Hirono has been battling kidney cancer since last year and is seeking re-election this year.

“It is particularly meaningful to receive this award from an institution dedicated to commemorating the contributions and preserving the collective memory of Japanese Americans,” she said. “Thank you to the museum for everything that you do …

“I know as a member of the Honorary Board of Governors that JANM is a non-partisan organization, but at the risk of offending some of you, I’d like to take this time to instill the sense of urgency for all of us to get off the sidelines and into the fight because these are not normal times …

“It’s not normal when this president puts the lives of 800,000 young people at risk by canceling the DACA program. I’ve spoken to so many of these inspiring young people and it is clear that the president has created a crisis in their lives, unnecessarily so. Many go to work or school not knowing if their families will be there when they get home …

“It is not normal when a president attacks women’s health care on a continuous basis and tries to throw 30 million people off of their health insurance. It is not normal when we have a secretary of education who doesn’t even believe in public education or an EPA administrator who wants to dismantle the very agency that he is leading. It is not normal when this president uses his executive orders to single out and target religious minorities for discriminatory treatment through his Muslim ban.

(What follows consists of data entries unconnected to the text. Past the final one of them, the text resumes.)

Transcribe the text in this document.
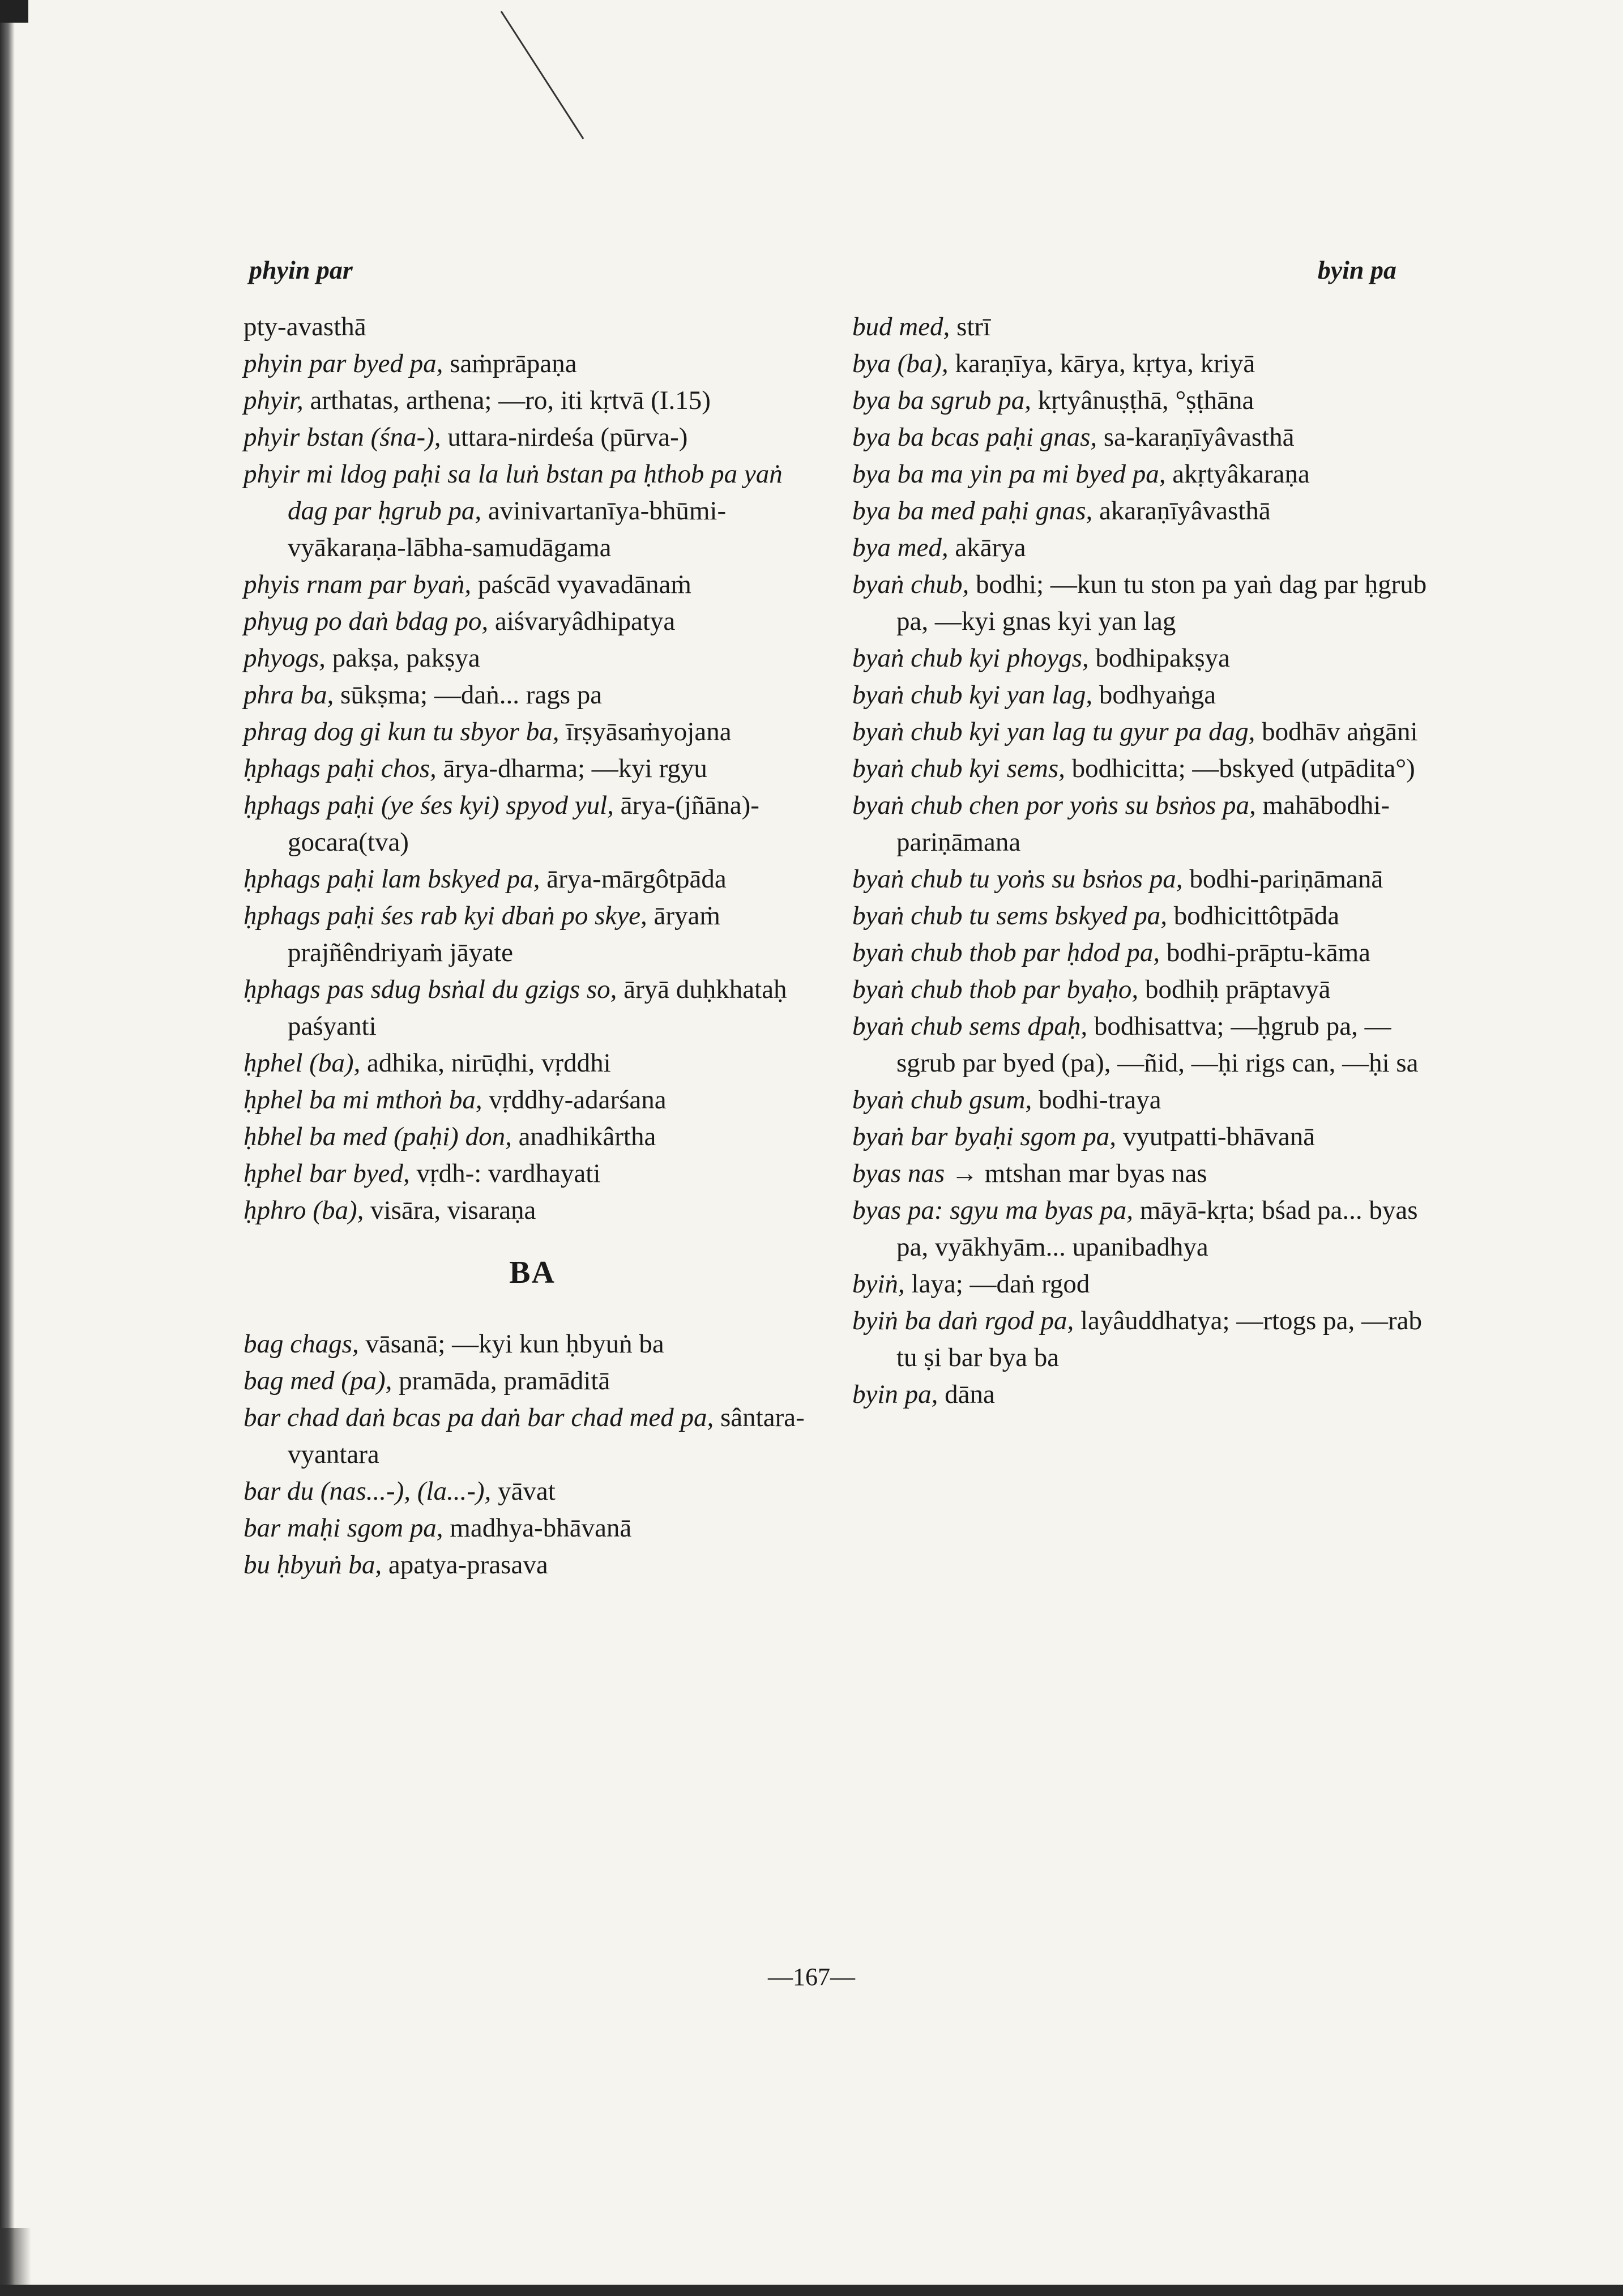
phyin par	byin pa
pty-avasthā
phyin par byed pa, saṁprāpaṇa
phyir, arthatas, arthena; —ro, iti kṛtvā (I.15)
phyir bstan (śna-), uttara-nirdeśa (pūrva-)
phyir mi ldog paḥi sa la luṅ bstan pa ḥthob pa yaṅ dag par ḥgrub pa, avinivartanīya-bhūmi-vyākaraṇa-lābha-samudāgama
phyis rnam par byaṅ, paścād vyavadānaṁ
phyug po daṅ bdag po, aiśvaryâdhipatya
phyogs, pakṣa, pakṣya
phra ba, sūkṣma; —daṅ... rags pa
phrag dog gi kun tu sbyor ba, īrṣyāsaṁyojana
ḥphags paḥi chos, ārya-dharma; —kyi rgyu
ḥphags paḥi (ye śes kyi) spyod yul, ārya-(jñāna)-gocara(tva)
ḥphags paḥi lam bskyed pa, ārya-mārgôtpāda
ḥphags paḥi śes rab kyi dbaṅ po skye, āryaṁ prajñêndriyaṁ jāyate
ḥphags pas sdug bsṅal du gzigs so, āryā duḥkhataḥ paśyanti
ḥphel (ba), adhika, nirūḍhi, vṛddhi
ḥphel ba mi mthoṅ ba, vṛddhy-adarśana
ḥbhel ba med (paḥi) don, anadhikârtha
ḥphel bar byed, vṛdh-: vardhayati
ḥphro (ba), visāra, visaraṇa
BA
bag chags, vāsanā; —kyi kun ḥbyuṅ ba
bag med (pa), pramāda, pramāditā
bar chad daṅ bcas pa daṅ bar chad med pa, sântara-vyantara
bar du (nas...-), (la...-), yāvat
bar maḥi sgom pa, madhya-bhāvanā
bu ḥbyuṅ ba, apatya-prasava
bud med, strī
bya (ba), karaṇīya, kārya, kṛtya, kriyā
bya ba sgrub pa, kṛtyânuṣṭhā, °ṣṭhāna
bya ba bcas paḥi gnas, sa-karaṇīyâvasthā
bya ba ma yin pa mi byed pa, akṛtyâkaraṇa
bya ba med paḥi gnas, akaraṇīyâvasthā
bya med, akārya
byaṅ chub, bodhi; —kun tu ston pa yaṅ dag par ḥgrub pa, —kyi gnas kyi yan lag
byaṅ chub kyi phoygs, bodhipakṣya
byaṅ chub kyi yan lag, bodhyaṅga
byaṅ chub kyi yan lag tu gyur pa dag, bodhāv aṅgāni
byaṅ chub kyi sems, bodhicitta; —bskyed (utpādita°)
byaṅ chub chen por yoṅs su bsṅos pa, mahābodhi-pariṇāmana
byaṅ chub tu yoṅs su bsṅos pa, bodhi-pariṇāmanā
byaṅ chub tu sems bskyed pa, bodhicittôtpāda
byaṅ chub thob par ḥdod pa, bodhi-prāptu-kāma
byaṅ chub thob par byaḥo, bodhiḥ prāptavyā
byaṅ chub sems dpaḥ, bodhisattva; —ḥgrub pa, —sgrub par byed (pa), —ñid, —ḥi rigs can, —ḥi sa
byaṅ chub gsum, bodhi-traya
byaṅ bar byaḥi sgom pa, vyutpatti-bhāvanā
byas nas → mtshan mar byas nas
byas pa: sgyu ma byas pa, māyā-kṛta; bśad pa... byas pa, vyākhyām... upanibadhya
byiṅ, laya; —daṅ rgod
byiṅ ba daṅ rgod pa, layâuddhatya; —rtogs pa, —rab tu ṣi bar bya ba
byin pa, dāna
—167—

“As Japanese Americans, we know first-hand what happens when our government targets a group for discriminatory treatment based on ethnicity and race, and we know how it feels for our country’s institutions and strongest voices to be complicit and even support this injustice …

“Our president talks about making America great again even as he and his administration continue to marginalize and discriminate against every minority group we can think of. What we need to do, what we need to focus upon, is to make America whole again.